Glenn Miller, 59, of Kimberly Road had previously pleaded guilty to a charge of second-degree bias intimidation.
As initially reported by Tapinto Union in March, an investigation involving the Prosecutor’s Office Special Prosecutions Unit and Detective Peter Simon of the Union Police Department revealed that the victims in this case, a married couple, called the police on Friday, March 3, 2017 to report that Miller had parked his truck on the grass divider between the curb and sidewalk directly in front of their home, according to Union County Bias Crimes Assistant Prosecutor Shawn Barnes, who prosecuted the case.
Responding police issued Miller a traffic summons. Four days later, on Tuesday, March 7, police again responded to the victims’ home for the same reason, finding Miller’s truck parked in the same place, Barnes said.

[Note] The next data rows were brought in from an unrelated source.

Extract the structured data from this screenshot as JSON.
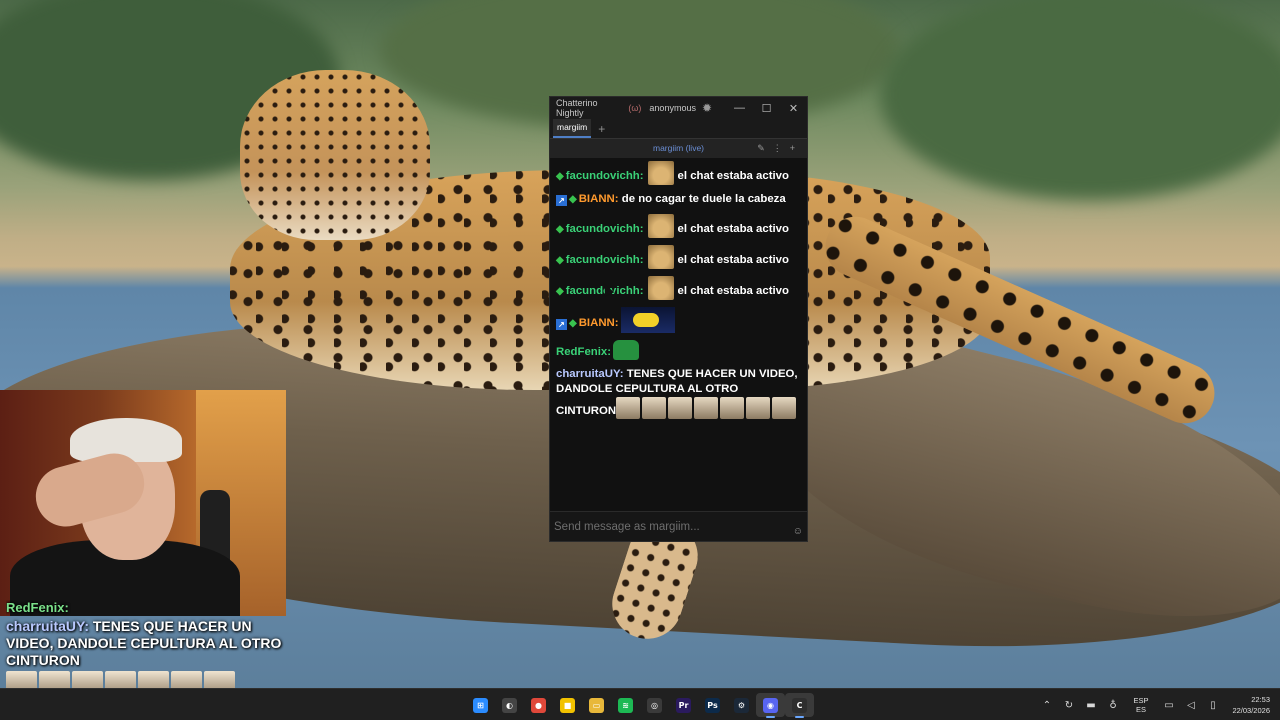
{
  "window": {
    "app_title": "Chatterino Nightly",
    "live_indicator": "(ω)",
    "account": "anonymous",
    "minimize": "—",
    "maximize": "☐",
    "close": "✕"
  },
  "tabs": [
    {
      "label": "margiim"
    }
  ],
  "split": {
    "channel_label": "margiim (live)"
  },
  "messages": [
    {
      "badges": [
        "star"
      ],
      "user": "facundovichh:",
      "user_color": "#3ad177",
      "emote": "cheems",
      "text": "el chat estaba activo"
    },
    {
      "badges": [
        "box",
        "star"
      ],
      "user": "BIANN:",
      "user_color": "#ff9a2e",
      "text": "de no cagar te duele la cabeza"
    },
    {
      "badges": [
        "star"
      ],
      "user": "facundovichh:",
      "user_color": "#3ad177",
      "emote": "cheems",
      "text": "el chat estaba activo"
    },
    {
      "badges": [
        "star"
      ],
      "user": "facundovichh:",
      "user_color": "#3ad177",
      "emote": "cheems",
      "text": "el chat estaba activo"
    },
    {
      "badges": [
        "star"
      ],
      "user": "facundovichh:",
      "user_color": "#3ad177",
      "emote": "cheems",
      "text": "el chat estaba activo"
    },
    {
      "badges": [
        "box",
        "star"
      ],
      "user": "BIANN:",
      "user_color": "#ff9a2e",
      "emote": "minion",
      "text": ""
    },
    {
      "badges": [],
      "user": "RedFenix:",
      "user_color": "#3ad177",
      "emote": "frog",
      "text": ""
    },
    {
      "badges": [],
      "user": "charruitaUY:",
      "user_color": "#b9c9ff",
      "text": "TENES QUE HACER UN VIDEO, DANDOLE CEPULTURA AL OTRO CINTURON",
      "trailing_emotes": 7
    }
  ],
  "input": {
    "placeholder": "Send message as margiim..."
  },
  "overlay": {
    "prev_line": "RedFenix:",
    "user": "charruitaUY:",
    "text": "TENES QUE HACER UN VIDEO, DANDOLE CEPULTURA AL OTRO CINTURON",
    "emote_count": 7
  },
  "taskbar": {
    "apps": [
      {
        "name": "start",
        "glyph": "⊞",
        "color": "#2b8cff"
      },
      {
        "name": "task-manager",
        "glyph": "◐",
        "color": "#444"
      },
      {
        "name": "chrome",
        "glyph": "●",
        "color": "#e0483a"
      },
      {
        "name": "sticky-notes",
        "glyph": "■",
        "color": "#f2c200"
      },
      {
        "name": "file-explorer",
        "glyph": "▭",
        "color": "#e8b83a"
      },
      {
        "name": "spotify",
        "glyph": "≋",
        "color": "#1db954"
      },
      {
        "name": "obs",
        "glyph": "◎",
        "color": "#3a3a3a"
      },
      {
        "name": "premiere-pro",
        "glyph": "Pr",
        "color": "#2a1a5e"
      },
      {
        "name": "photoshop",
        "glyph": "Ps",
        "color": "#0c2a4a"
      },
      {
        "name": "steam",
        "glyph": "⚙",
        "color": "#1b2838"
      },
      {
        "name": "discord",
        "glyph": "◉",
        "color": "#5865f2",
        "active": true
      },
      {
        "name": "chatterino",
        "glyph": "C",
        "color": "#2e2e2e",
        "active": true
      }
    ],
    "tray": {
      "language_top": "ESP",
      "language_bottom": "ES",
      "time": "22:53",
      "date": "22/03/2026"
    }
  }
}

The investigation revealed that when confronted by the victims and police, Miller directed numerous expletives and racial slurs at the victims, and on one occasion he threatened to kill the male neighbor and sexually assault his wife.
Miller was arrested by Union Police Officer Chris Scudeiri for disorderly conduct and resisting arrest following the March 7 incident and released, but was rearrested later that month. He has been lodged in Union County Jail since the latter arrest, having been denied release at a detention hearing.
New Jersey’s bias intimidation statute dictates that a person is guilty of the crime if he or she commits or threatens the immediate commission of certain underlying crimes with a purpose to intimidate or knowing that an individual or group of individuals would be intimidated because of race, color, religion, gender, disability, sexual orientation, gender identity or expression, national origin, or ethnicity.
Placed into the record prior to sentencing were written statements by each victim describing the extreme effect Miller’s actions had on their emotional well-being.
“This was an attempt to terrorize people based on their race,” Barnes said, echoing comments from Judge Deitch that the case constituted a set of “outrageous facts and circumstances.”
Miller, who apologized to the victims during a brief statement, was also ordered to have no future contact with the victims.